Comment qualifier nos soldats? Des hommes armés avec une éducation formelle primaire, avec un courage cultivé aux médicaments et à l'alcool, avec un entraînement de base fonctionnel, mais spécialisé déficient. Ce sont des hommes; les autres, certains autres du moins, sont des machines. J'ai connu trois vétérans: deux du Vietnam et un du Koweït: un technicien brillant qu'une multinationale s'est empressée de prendre à son service même s'il avait une plaque de métal pour lui fermer le crâne; un chicano sympathique qui racontait les marécages contre les Congs comme des sorties du samedi soir; un Marine du Desert Storm de retour chez lui encore surpris de fouler le sol de son pays qui allait travailler dans le secteur du développement chez IBM. J'ai aussi rencontré un ancien de Corée qui faisait encore des cauchemars la nuit. Certains redeviennent des hommes; plusieurs doivent apprendre à vivre avec leur fantôme. Certains sont des travailleurs de la mort; d'autres sont des accidents de parcours qui se gavent d'hallucinogènes pour les colorer un peu.
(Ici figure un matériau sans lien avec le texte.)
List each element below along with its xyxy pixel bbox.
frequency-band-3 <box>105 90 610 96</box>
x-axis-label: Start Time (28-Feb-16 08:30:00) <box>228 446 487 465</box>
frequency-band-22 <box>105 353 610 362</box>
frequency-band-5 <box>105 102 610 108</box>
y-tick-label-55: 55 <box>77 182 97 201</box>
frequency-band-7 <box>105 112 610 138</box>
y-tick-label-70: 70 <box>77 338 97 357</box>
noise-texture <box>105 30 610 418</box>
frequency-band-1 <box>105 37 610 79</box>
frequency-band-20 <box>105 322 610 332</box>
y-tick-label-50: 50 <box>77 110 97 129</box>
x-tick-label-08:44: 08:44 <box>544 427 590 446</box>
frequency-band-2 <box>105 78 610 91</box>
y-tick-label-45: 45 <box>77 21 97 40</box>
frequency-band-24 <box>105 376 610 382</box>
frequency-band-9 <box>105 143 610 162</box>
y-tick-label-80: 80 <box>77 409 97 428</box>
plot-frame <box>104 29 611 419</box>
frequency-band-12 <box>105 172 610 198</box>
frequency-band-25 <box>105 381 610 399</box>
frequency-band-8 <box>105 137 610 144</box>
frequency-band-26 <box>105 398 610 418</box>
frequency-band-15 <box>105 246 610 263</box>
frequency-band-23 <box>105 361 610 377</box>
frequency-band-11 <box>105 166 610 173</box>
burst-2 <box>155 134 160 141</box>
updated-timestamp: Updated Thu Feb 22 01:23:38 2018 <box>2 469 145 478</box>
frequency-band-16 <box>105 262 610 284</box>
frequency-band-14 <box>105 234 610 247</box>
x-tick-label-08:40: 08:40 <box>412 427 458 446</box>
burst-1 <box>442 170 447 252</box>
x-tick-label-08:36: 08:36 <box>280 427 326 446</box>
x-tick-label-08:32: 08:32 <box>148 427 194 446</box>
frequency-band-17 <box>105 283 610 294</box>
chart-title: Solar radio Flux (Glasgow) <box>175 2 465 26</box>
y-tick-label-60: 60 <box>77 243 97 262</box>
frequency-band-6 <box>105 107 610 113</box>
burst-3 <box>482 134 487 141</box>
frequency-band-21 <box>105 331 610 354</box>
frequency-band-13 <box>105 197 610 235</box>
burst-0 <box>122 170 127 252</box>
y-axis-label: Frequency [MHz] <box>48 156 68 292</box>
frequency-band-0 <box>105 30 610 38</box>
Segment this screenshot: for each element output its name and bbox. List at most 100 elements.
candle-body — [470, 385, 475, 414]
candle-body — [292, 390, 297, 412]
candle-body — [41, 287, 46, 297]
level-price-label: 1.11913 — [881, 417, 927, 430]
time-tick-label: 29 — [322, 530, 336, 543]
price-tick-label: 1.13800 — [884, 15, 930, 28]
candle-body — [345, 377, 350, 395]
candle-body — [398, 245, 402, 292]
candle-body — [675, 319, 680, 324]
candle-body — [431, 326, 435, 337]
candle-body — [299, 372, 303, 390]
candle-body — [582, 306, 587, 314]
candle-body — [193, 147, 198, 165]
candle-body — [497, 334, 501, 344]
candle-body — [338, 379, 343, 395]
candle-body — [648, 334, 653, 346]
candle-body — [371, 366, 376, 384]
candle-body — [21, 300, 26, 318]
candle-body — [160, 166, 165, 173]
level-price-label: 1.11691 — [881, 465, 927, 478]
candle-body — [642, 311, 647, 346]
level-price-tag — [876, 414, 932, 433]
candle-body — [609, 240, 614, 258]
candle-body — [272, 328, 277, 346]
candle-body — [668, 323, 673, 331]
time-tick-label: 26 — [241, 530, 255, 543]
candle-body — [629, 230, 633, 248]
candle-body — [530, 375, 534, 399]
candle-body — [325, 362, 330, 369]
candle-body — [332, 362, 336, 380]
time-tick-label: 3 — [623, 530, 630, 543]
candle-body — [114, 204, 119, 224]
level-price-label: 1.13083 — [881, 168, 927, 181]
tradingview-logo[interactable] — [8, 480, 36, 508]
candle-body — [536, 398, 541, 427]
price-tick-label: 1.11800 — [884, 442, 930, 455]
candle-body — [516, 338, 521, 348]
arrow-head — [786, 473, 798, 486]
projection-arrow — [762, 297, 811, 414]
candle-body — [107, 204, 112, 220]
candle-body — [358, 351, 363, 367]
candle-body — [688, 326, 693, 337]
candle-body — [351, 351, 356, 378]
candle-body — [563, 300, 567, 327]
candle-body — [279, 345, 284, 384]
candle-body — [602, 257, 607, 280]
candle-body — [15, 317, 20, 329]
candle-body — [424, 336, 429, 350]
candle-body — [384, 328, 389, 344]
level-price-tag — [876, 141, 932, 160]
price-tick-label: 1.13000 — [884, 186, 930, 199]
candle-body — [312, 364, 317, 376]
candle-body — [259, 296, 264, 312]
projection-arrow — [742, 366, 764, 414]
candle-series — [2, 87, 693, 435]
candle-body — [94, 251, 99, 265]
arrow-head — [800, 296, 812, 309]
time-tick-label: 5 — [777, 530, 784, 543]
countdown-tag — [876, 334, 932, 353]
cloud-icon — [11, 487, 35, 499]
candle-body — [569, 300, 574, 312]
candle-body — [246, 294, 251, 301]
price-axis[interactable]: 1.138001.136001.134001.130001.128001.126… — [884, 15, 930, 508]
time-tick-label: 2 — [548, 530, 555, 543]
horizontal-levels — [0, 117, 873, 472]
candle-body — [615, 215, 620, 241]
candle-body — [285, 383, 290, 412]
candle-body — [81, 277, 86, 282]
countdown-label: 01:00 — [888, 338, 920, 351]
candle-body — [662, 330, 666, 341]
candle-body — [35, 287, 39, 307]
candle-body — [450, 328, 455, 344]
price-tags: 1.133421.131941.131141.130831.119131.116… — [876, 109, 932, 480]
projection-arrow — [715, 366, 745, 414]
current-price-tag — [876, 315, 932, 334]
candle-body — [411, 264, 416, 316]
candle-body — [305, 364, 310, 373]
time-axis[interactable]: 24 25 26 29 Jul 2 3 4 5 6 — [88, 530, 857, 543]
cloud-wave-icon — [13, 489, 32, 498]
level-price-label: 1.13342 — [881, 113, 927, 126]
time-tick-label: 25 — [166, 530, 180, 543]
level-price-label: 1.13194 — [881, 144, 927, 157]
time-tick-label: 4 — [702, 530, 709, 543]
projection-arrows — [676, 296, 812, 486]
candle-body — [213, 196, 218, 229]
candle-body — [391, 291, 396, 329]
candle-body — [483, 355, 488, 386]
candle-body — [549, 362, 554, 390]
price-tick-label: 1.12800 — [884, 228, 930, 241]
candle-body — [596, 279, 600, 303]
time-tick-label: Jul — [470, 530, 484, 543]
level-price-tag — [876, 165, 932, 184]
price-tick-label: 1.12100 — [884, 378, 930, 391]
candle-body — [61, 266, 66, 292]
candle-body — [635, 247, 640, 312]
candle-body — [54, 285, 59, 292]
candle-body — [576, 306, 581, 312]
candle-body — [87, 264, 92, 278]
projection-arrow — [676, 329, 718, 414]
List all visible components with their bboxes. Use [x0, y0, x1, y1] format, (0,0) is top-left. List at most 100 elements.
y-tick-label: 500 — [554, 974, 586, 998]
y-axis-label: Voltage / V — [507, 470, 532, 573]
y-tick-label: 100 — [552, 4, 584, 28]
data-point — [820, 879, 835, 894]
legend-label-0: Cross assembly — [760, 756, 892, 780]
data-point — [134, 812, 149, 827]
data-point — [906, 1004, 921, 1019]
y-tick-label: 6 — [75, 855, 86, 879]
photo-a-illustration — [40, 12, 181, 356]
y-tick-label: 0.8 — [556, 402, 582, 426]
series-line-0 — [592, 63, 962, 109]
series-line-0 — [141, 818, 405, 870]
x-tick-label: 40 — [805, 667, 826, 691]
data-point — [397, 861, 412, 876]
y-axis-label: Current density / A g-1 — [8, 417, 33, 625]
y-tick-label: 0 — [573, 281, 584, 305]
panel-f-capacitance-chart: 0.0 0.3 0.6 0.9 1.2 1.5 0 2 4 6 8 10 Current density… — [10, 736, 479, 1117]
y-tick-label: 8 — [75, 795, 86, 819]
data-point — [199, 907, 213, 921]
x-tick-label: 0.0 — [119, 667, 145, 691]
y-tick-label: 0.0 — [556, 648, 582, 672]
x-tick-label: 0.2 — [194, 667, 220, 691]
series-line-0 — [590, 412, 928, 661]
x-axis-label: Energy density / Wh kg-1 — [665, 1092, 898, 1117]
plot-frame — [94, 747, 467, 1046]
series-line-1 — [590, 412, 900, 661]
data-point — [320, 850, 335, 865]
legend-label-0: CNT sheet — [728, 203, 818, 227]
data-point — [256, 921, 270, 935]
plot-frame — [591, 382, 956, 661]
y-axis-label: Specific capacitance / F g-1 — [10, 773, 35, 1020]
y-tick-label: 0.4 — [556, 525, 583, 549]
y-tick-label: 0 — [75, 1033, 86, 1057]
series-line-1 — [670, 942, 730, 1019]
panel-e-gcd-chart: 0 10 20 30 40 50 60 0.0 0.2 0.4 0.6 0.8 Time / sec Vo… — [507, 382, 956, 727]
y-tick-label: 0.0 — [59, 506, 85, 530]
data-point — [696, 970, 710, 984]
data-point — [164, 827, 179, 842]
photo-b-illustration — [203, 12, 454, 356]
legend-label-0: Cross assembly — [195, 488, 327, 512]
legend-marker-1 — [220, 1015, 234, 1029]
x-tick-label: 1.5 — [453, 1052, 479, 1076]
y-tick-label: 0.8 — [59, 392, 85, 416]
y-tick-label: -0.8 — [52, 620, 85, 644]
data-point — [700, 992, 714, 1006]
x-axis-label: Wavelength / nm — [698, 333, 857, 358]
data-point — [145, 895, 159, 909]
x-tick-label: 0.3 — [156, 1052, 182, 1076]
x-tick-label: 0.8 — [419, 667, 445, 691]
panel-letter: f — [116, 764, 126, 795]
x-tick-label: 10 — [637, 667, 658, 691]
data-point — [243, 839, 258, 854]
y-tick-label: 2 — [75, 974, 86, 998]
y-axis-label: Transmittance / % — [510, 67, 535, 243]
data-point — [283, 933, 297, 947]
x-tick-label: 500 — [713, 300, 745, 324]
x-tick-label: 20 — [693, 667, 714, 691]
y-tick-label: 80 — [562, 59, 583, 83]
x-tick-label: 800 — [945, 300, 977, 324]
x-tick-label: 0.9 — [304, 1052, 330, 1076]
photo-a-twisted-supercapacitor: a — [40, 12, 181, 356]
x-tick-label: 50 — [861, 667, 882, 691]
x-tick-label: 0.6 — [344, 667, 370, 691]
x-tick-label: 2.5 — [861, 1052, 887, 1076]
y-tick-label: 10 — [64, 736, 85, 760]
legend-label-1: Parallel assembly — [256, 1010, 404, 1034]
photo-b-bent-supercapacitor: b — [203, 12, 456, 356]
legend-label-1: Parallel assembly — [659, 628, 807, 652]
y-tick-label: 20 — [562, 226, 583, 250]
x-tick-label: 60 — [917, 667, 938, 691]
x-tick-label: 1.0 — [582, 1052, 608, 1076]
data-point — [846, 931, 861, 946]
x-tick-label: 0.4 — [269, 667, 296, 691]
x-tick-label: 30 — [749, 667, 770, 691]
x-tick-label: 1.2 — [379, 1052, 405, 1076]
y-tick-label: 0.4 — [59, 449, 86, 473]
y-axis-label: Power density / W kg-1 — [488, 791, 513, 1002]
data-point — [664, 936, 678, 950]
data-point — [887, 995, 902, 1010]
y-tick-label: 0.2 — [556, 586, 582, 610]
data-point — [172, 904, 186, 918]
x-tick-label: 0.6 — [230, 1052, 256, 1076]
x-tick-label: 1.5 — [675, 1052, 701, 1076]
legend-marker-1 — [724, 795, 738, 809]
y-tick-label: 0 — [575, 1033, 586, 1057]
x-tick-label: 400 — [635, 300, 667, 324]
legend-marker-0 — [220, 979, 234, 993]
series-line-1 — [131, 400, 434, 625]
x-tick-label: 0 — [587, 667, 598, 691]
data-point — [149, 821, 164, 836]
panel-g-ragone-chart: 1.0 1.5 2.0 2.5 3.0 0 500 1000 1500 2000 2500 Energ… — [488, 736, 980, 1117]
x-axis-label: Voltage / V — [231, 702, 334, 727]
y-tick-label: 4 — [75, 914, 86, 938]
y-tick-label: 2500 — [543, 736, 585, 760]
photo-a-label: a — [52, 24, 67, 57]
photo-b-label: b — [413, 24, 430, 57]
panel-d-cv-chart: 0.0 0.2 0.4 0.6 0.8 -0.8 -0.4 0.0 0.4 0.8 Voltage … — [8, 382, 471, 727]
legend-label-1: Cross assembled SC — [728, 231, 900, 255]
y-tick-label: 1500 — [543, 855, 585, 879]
Les Canadiens jouent les sitting duck parce que notre gouvernement les vend aux enchères comme du bétail pour remplir leur mission; cette mission étant de se négocier une place, la plus confortable possible, à la table des grands. Le gouvernement conservateur traite ses soldats piteusement en accord tacite avec un État major servile. La chair à canon ne se vend pas cher au marché.

Il faut s'attendre à une défaite en Afghanistan. Il faudrait commencer à sauver des vies. Il faudrait aussi commencer à mettre du personnel à la disposition des blessés: les physiques et tous les autres qu'une balle attend, une balle qui cette fois-ci leur partira de leur propre main.